Allgemeine Bedeutung

Standard ist allgemein bekannt als eine Regel oder Norm (siehe unten). Es gibt aber auch klare Definitionen, beispielsweise vom British Standards Institute: „Ein Standard ist ein öffentlich zugängliches technisches Dokument, das unter Beteiligung aller interessierter Parteien entwickelt wird und deren Zustimmung findet. Der Standard beruht auf Ergebnissen aus Wissenschaft und Technik und zielt darauf ab das Gemeinwohl zu fördern.“

So eine klare Definition ist beispielsweise nötig, um zu präzisieren, wieso das Word-Dokument-Format von Microsoft kein Standard ist, obwohl es weit verbreitet ist, denn eine weite Verbreitung hat mit einem Standard nichts zu tun.

Standard und Norm

Im Bereich Technik und Naturwissenschaften findet der Begriff im allgemeinen Verwendung als Überbegriff für technische Normen (im Sinne von Übereinkünften oder Verordnungen), die sich in der Praxis eine breite Akzeptanz verschafft haben, und für Vereinheitlichungen, die sich ungeplant infolge gesellschaftlicher Prozesse und Erfahrungen der Praxis ergeben, entwickelt und als eine Art stillschweigende Übereinkunft etabliert haben, zum Beispiel Industriestandards und „herstellerspezifische (proprietäre) Standards“.

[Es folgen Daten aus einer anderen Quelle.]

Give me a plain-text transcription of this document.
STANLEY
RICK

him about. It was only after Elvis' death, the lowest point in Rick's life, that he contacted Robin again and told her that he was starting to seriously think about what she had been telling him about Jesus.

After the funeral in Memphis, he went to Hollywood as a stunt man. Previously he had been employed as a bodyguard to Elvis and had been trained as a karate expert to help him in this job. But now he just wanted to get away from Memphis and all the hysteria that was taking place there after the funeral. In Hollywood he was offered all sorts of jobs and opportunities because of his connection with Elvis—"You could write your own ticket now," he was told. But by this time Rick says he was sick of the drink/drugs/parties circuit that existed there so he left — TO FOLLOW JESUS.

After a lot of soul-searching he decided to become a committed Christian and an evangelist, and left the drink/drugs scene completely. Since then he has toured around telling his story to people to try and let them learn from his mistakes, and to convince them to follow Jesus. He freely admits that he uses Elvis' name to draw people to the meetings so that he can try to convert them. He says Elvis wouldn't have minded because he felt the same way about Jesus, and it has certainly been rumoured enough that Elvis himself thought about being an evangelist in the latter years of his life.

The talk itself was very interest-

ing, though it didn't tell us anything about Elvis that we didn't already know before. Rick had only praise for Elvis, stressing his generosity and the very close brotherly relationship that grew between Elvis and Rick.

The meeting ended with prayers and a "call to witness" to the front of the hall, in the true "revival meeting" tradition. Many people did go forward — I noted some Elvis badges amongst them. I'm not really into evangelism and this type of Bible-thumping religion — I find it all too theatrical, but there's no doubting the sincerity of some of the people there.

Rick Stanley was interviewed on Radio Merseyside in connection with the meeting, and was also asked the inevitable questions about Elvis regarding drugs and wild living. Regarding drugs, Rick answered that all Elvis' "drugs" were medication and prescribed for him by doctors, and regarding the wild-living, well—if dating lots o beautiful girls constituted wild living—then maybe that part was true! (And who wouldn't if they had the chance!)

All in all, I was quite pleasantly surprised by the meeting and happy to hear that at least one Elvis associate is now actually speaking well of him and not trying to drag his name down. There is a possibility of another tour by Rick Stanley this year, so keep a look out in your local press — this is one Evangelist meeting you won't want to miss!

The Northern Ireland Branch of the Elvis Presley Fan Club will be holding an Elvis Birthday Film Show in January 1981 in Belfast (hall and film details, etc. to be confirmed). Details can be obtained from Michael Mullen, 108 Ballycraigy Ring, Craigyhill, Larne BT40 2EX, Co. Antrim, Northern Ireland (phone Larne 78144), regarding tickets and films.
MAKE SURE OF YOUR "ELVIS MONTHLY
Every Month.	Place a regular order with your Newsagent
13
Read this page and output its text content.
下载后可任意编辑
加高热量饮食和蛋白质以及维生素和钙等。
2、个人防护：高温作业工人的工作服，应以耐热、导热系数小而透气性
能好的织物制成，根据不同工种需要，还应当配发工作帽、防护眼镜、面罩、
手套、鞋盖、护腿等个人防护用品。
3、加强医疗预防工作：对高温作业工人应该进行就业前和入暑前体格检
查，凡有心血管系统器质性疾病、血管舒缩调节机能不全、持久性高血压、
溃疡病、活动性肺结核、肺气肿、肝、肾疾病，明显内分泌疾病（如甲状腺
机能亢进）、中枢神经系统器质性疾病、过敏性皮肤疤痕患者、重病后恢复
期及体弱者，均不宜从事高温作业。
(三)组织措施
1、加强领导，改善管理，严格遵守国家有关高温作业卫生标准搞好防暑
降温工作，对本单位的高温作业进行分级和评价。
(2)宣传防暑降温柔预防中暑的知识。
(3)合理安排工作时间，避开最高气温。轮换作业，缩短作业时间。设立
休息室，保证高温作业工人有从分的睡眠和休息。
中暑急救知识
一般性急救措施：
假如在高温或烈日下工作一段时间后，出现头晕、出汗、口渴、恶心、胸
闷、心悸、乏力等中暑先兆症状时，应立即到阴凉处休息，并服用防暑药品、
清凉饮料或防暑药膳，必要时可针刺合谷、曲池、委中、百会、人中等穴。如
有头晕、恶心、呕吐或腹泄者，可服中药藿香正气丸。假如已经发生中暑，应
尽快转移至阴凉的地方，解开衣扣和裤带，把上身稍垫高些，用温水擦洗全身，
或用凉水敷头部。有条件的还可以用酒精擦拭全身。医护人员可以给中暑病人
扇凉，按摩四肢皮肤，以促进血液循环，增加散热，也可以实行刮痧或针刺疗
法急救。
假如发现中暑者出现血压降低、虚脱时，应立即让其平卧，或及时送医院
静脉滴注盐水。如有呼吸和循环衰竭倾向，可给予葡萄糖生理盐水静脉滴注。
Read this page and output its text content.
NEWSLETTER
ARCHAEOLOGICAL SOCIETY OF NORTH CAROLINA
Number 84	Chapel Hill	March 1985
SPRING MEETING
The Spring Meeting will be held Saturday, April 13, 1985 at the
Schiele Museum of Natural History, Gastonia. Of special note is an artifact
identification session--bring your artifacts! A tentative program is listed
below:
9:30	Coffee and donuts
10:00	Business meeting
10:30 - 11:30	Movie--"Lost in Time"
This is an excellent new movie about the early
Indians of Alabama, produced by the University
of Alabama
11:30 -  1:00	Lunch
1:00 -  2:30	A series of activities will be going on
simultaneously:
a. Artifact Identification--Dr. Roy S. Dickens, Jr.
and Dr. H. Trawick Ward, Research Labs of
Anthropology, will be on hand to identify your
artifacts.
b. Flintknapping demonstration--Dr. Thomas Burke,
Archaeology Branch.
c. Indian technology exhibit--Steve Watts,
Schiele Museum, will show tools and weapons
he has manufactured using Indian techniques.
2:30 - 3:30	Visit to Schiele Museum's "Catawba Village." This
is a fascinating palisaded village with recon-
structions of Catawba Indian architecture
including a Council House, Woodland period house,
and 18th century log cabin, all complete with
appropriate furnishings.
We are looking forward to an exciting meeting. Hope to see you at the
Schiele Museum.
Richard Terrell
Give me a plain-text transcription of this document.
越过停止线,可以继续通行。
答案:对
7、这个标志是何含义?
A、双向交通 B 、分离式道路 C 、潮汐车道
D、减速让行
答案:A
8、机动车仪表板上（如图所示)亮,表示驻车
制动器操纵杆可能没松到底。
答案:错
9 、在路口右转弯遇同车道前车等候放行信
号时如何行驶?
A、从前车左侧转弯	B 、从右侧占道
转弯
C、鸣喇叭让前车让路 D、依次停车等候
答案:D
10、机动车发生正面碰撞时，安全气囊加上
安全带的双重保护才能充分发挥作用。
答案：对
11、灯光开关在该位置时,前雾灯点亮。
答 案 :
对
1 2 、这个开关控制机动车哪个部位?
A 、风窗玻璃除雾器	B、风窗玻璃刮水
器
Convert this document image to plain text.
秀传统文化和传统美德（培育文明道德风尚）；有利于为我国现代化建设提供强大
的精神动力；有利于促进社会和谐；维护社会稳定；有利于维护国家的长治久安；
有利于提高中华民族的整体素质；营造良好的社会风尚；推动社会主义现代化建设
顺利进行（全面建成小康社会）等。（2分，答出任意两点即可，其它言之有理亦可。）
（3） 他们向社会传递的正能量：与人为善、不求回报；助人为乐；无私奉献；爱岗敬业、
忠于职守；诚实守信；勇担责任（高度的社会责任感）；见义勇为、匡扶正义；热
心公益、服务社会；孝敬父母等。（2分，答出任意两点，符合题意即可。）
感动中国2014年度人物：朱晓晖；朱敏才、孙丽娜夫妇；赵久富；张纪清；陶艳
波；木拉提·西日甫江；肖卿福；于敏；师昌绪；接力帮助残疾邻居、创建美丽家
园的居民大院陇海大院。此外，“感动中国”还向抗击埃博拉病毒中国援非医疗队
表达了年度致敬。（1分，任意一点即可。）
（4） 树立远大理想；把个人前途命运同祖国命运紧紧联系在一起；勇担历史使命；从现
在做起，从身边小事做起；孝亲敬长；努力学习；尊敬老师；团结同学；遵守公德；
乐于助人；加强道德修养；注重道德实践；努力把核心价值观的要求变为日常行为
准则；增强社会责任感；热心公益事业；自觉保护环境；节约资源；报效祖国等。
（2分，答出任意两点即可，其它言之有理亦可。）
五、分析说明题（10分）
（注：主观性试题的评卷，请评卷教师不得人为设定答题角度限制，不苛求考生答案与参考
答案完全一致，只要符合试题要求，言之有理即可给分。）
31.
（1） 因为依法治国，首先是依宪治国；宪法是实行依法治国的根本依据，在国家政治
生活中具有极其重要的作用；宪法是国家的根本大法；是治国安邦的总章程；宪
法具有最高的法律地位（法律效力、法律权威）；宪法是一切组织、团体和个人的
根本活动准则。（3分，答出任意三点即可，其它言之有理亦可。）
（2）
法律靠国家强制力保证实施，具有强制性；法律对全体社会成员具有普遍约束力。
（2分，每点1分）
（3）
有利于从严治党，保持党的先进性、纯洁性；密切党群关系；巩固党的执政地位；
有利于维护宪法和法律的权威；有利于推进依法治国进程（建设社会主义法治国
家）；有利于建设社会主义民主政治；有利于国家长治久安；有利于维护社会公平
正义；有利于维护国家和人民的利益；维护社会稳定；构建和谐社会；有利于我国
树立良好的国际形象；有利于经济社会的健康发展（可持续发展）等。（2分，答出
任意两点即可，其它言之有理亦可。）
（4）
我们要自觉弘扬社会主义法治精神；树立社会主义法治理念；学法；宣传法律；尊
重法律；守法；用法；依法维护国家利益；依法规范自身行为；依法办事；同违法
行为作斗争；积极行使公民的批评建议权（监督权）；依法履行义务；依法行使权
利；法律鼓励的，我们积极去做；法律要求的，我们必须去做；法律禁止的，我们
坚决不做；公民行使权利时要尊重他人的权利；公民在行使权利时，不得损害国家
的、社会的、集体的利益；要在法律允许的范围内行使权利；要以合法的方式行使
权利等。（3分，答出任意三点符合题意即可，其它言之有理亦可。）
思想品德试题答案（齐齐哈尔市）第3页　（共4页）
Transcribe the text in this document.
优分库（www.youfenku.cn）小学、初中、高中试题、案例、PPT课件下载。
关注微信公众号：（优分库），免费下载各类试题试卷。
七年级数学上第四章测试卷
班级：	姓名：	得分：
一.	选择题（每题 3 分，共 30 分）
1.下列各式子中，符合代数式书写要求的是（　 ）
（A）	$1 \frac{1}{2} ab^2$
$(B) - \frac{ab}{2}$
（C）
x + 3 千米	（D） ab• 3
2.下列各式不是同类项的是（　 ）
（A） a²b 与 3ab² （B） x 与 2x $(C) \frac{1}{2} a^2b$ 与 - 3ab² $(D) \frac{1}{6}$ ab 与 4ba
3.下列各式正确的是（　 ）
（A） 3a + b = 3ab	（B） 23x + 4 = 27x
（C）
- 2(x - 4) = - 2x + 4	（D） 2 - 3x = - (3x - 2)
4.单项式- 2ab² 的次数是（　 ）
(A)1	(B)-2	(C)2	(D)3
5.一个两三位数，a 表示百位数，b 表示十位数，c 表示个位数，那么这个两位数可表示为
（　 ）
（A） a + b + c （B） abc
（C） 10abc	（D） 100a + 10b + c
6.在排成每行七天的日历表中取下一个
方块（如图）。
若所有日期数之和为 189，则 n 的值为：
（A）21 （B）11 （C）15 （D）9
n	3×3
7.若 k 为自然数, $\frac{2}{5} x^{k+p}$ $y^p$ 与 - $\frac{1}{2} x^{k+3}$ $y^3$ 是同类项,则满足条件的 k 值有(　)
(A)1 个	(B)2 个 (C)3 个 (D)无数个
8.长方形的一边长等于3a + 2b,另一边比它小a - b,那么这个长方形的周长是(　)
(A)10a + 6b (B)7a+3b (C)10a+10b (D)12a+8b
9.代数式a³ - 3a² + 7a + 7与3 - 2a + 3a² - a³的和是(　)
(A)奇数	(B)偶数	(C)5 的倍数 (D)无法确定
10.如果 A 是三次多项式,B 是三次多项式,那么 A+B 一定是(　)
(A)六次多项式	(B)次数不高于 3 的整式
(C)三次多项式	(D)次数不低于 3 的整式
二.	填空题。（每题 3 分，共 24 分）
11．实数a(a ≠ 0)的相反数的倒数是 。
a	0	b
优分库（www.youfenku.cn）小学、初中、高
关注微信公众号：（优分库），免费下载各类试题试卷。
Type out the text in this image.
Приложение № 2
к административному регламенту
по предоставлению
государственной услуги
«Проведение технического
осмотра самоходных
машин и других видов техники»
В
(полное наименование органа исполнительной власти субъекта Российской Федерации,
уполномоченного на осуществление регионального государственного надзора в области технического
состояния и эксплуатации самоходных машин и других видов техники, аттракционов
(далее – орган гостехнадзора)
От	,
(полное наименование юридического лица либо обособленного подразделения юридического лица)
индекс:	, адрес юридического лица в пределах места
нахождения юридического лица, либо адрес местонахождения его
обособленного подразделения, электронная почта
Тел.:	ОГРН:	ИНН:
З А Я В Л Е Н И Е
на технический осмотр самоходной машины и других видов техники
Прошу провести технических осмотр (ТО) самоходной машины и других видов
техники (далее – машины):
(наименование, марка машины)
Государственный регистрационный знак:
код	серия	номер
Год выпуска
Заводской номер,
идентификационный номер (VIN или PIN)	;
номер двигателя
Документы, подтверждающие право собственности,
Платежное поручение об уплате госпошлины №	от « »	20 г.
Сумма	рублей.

Setzen sich Methoden oder Regeln nicht infolge von Vereinbarungen, Gesetzen, Verordnungen oder Ähnlichem sondern in der Praxis durch und etablieren sich auf diesem Wege als Standards, spricht man auch von De-facto- oder Quasi-Standards. Im deutschen Sprachgebrauch ist in den letzten Jahren eine Begriffsverwirrung eingetreten, indem „Standard“ analog dem englischen Begriff standard auch für Normen verwendet wird. Zur Unterscheidung zwischen den Begriffen „Norm“ und „Standard“ im traditionellen deutschen Sprachgebrauch siehe auch unter Normung.

Eine Norm ist eine allseits rechtlich anerkannte und durch ein Normungsverfahren beschlossene, allgemeingültige sowie veröffentlichte Regel zur Lösung eines Sachverhaltes. Alle Instanzen eines Normungsverfahrens wurden durchlaufen, anschließend wurde sie beschlossen und veröffentlicht. Voraussetzung für eine Norm ist, dass sie technisch ausgereift ist und einen Nutzen für den Anwender hat. Aus dem englischen Sprachgebrauch kommt der Begriff De-jure-Standard (wobei die englische Schreibweise auf die Bindestriche verzichtet), der sich mit dem deutschen Begriff Norm deckt.

Internationale Organisationen zu diesem Zweck sind ISO und IEC, nationale Normungsorganisationen in Deutschland sind das Deutsche Institut für Normung (siehe auch Liste der DIN-Normen) und die DKE (Deutsche Kommission Elektrotechnik Elektronik Informationstechnik im DIN und VDE). Diese Normen schreiben die allgemein anerkannten Regeln der Technik fest und ihre Einhaltung wird nicht selten in nationalen und internationalen (zum Beispiel EU-) Gesetzen und Verordnungen verbindlich vorgeschrieben.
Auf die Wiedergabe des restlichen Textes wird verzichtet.